On Tuesday’s “Morning Joe” on MSNBC, Oklahoma Republican Sen. Tom Coburn said that China should be punished for not handing over Edward Snowden, who has been accused of espionage by the U.S. government.
Coburn said that the Obama administration could block the sale of Smithfield Farms, the nation’s largest pork producer and processor, to the Chinese. However, Coburn argued that any punitive action against the Chinese should not be made public.
“It’s probably not going to be public in terms of diplomatic circles,” he said. “The next time they really need something that only we can deliver, it probably isn’t going to happen. But it’s not going to be published. We’re not going to embarrass them. The fact is, he’s out there. I don’t think he’s the issue right now. What is the issue is the lack of frank discussion on what these programs are, how they work and why they’re necessary to keep us free.”

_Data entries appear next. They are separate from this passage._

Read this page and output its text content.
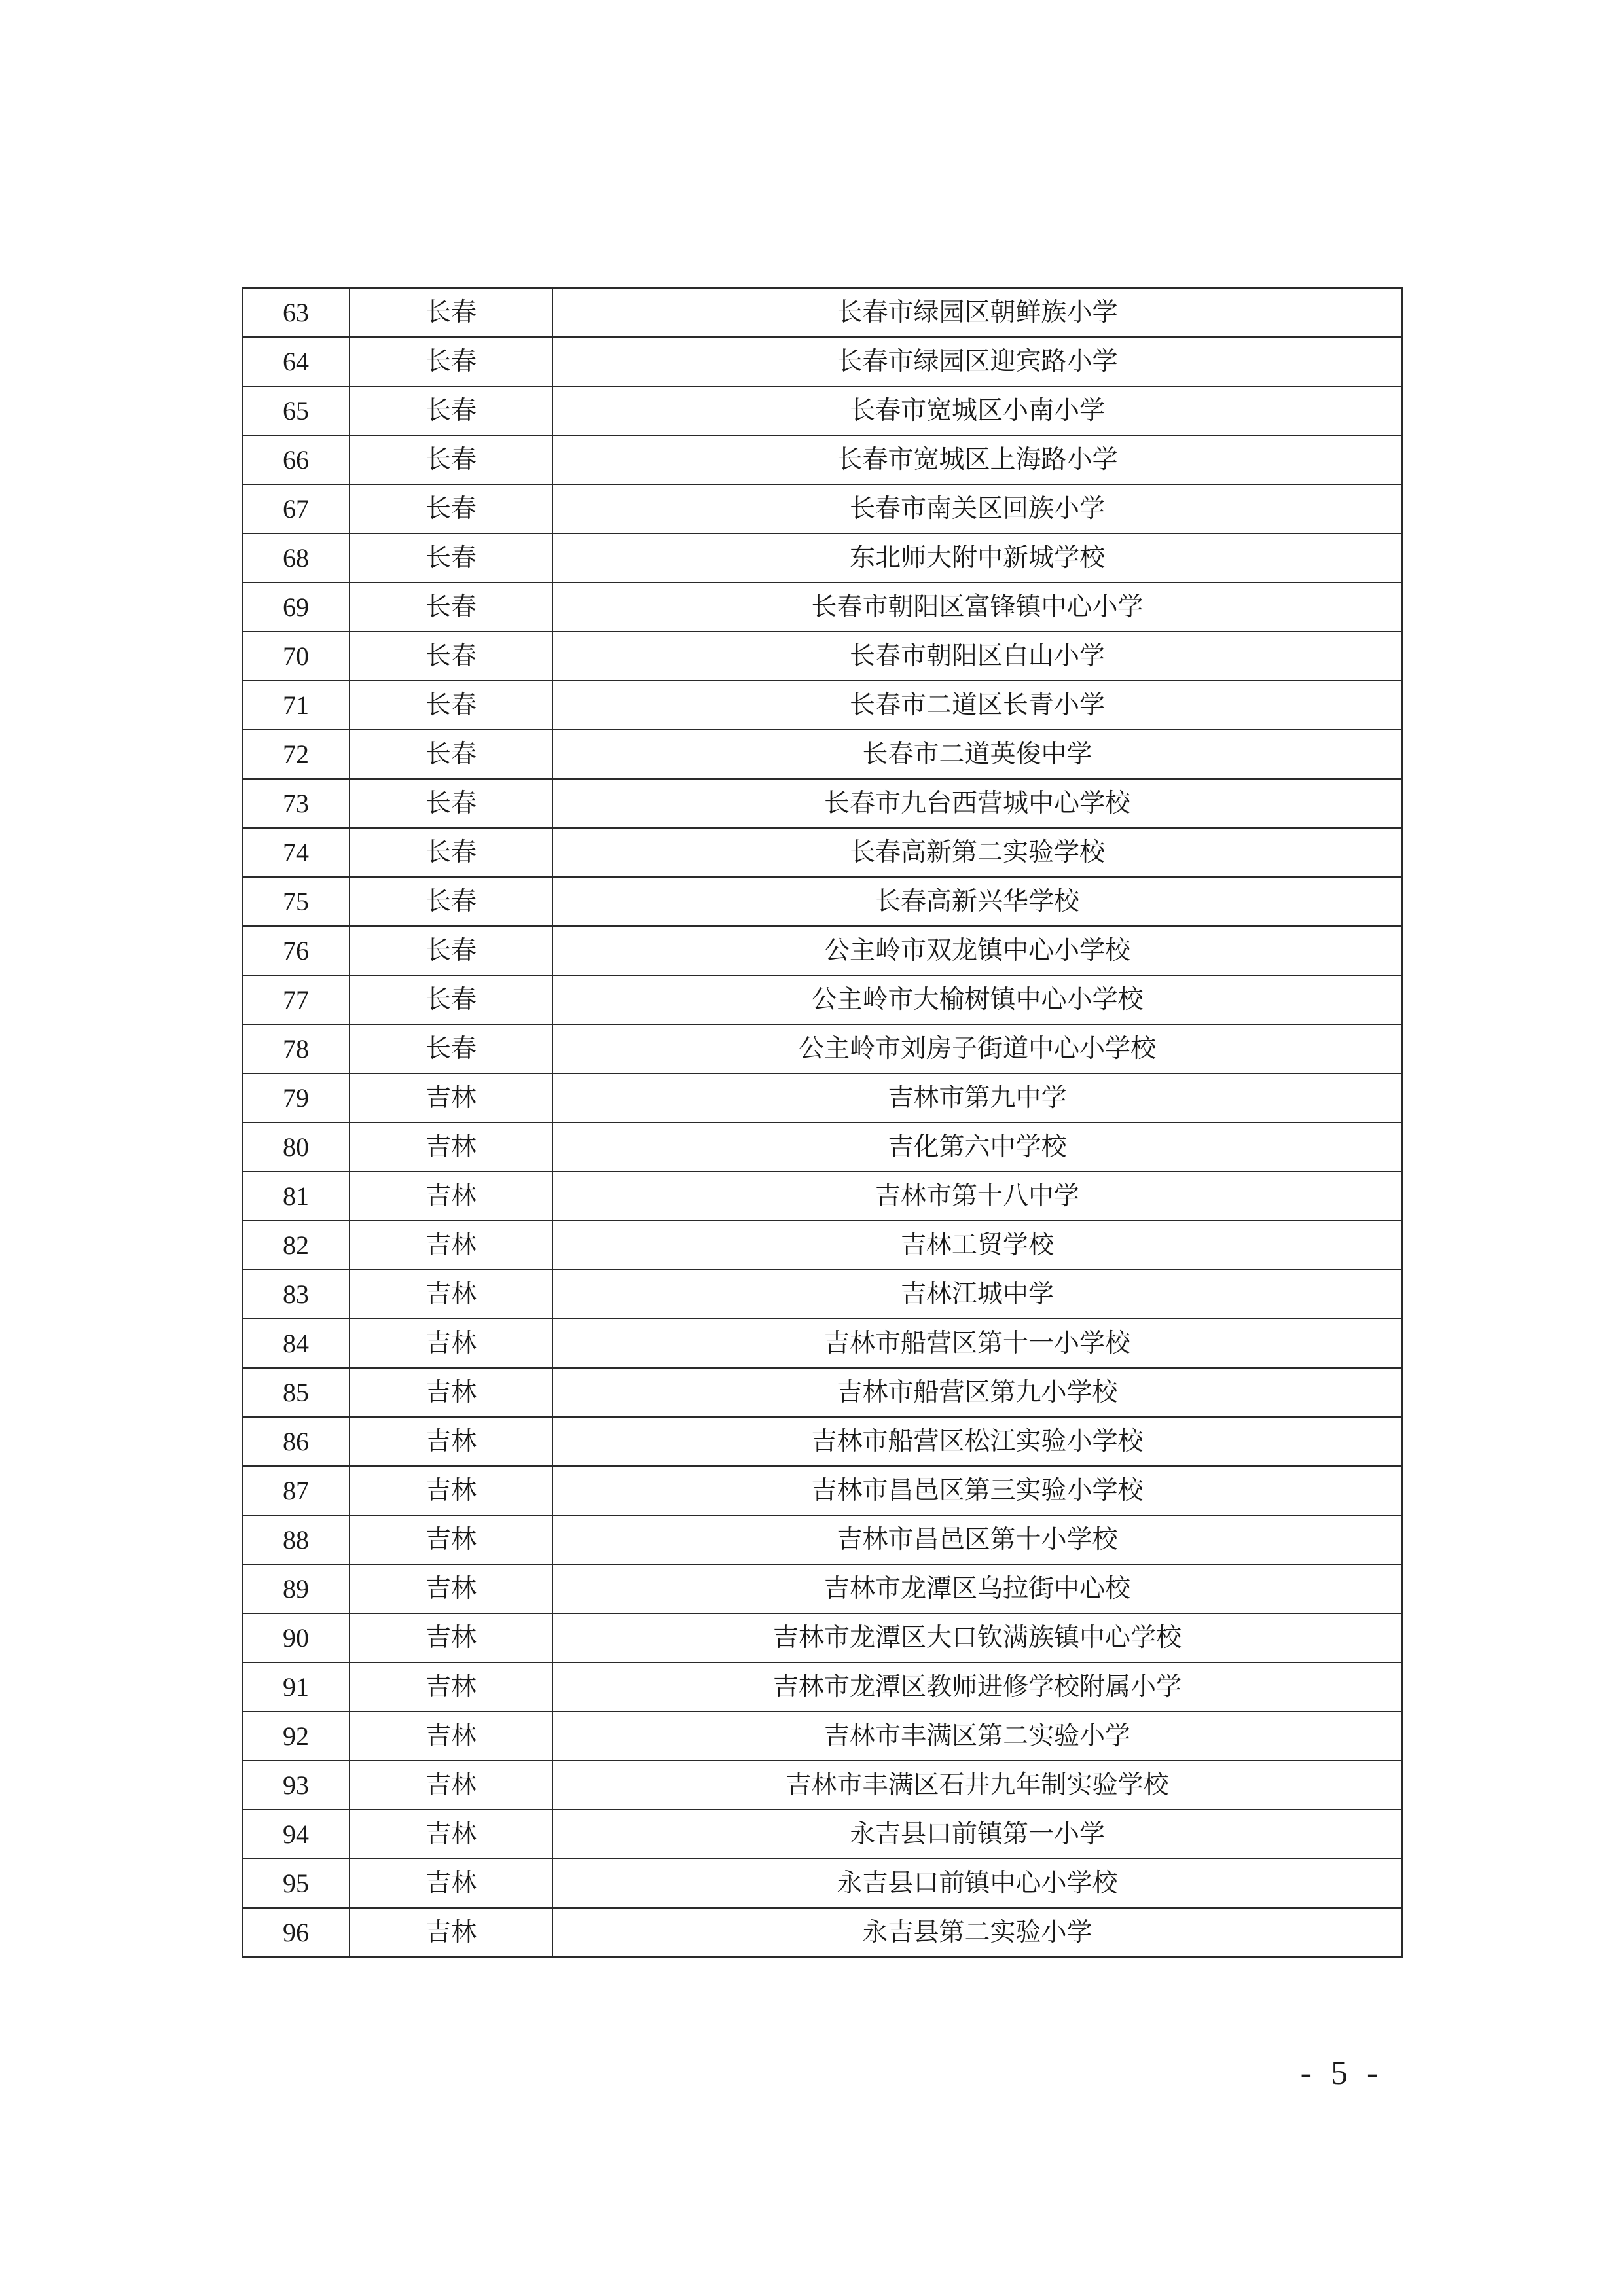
63	长春	长春市绿园区朝鲜族小学
64	长春	长春市绿园区迎宾路小学
65	长春	长春市宽城区小南小学
66	长春	长春市宽城区上海路小学
67	长春	长春市南关区回族小学
68	长春	东北师大附中新城学校
69	长春	长春市朝阳区富锋镇中心小学
70	长春	长春市朝阳区白山小学
71	长春	长春市二道区长青小学
72	长春	长春市二道英俊中学
73	长春	长春市九台西营城中心学校
74	长春	长春高新第二实验学校
75	长春	长春高新兴华学校
76	长春	公主岭市双龙镇中心小学校
77	长春	公主岭市大榆树镇中心小学校
78	长春	公主岭市刘房子街道中心小学校
79	吉林	吉林市第九中学
80	吉林	吉化第六中学校
81	吉林	吉林市第十八中学
82	吉林	吉林工贸学校
83	吉林	吉林江城中学
84	吉林	吉林市船营区第十一小学校
85	吉林	吉林市船营区第九小学校
86	吉林	吉林市船营区松江实验小学校
87	吉林	吉林市昌邑区第三实验小学校
88	吉林	吉林市昌邑区第十小学校
89	吉林	吉林市龙潭区乌拉街中心校
90	吉林	吉林市龙潭区大口钦满族镇中心学校
91	吉林	吉林市龙潭区教师进修学校附属小学
92	吉林	吉林市丰满区第二实验小学
93	吉林	吉林市丰满区石井九年制实验学校
94	吉林	永吉县口前镇第一小学
95	吉林	永吉县口前镇中心小学校
96	吉林	永吉县第二实验小学
- 5 -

“And, you know, I think one of your teases coming in from the statements I made — I don’t know of any federal program that gets more oversight or anything close to the oversight [that] the [Foreign Intelligence Surveillance Act] 702 and the [Patriot Act] 215 does, which is two to three times a month by the intelligence committee in the U.S. Senate,” he continued. “So, what I would like to see is the rest of the federal government programs get the same kind of oversight this did. We wouldn’t have any deficit, we would have any debt if we did that.”
Later former Democratic Pennsylvania and NBC contributor Gov. Ed Rendell offered the possibility of blocking the Smithfield deal, to which Coburn concurred.
RENDELL: I think the president should have done a better job of explaining what’s at stake here. But I also think in every field or endeavor there has to be consequences for bad behavior. The Chinese, I understand, want this Smithfield deal approved and they want it approved quickly. If I were president, I’d put that deal on ice. I’d make them come beg to us.
COBURN: I agree. I agree with that, but I wouldn’t connect them publicly like you just did. I would just say, ‘by the way, this isn’t gonna happen.’
RENDELL: I’m in broadcasting now, not in government. I can do anything I want.
COBURN: Well, supposedly in government we can, too.
RENDELL: There has to be consequences for —
COBURN: I’m sure there will be, but the question is whether you do that publicly and make it a bigger deal than what it needs to be.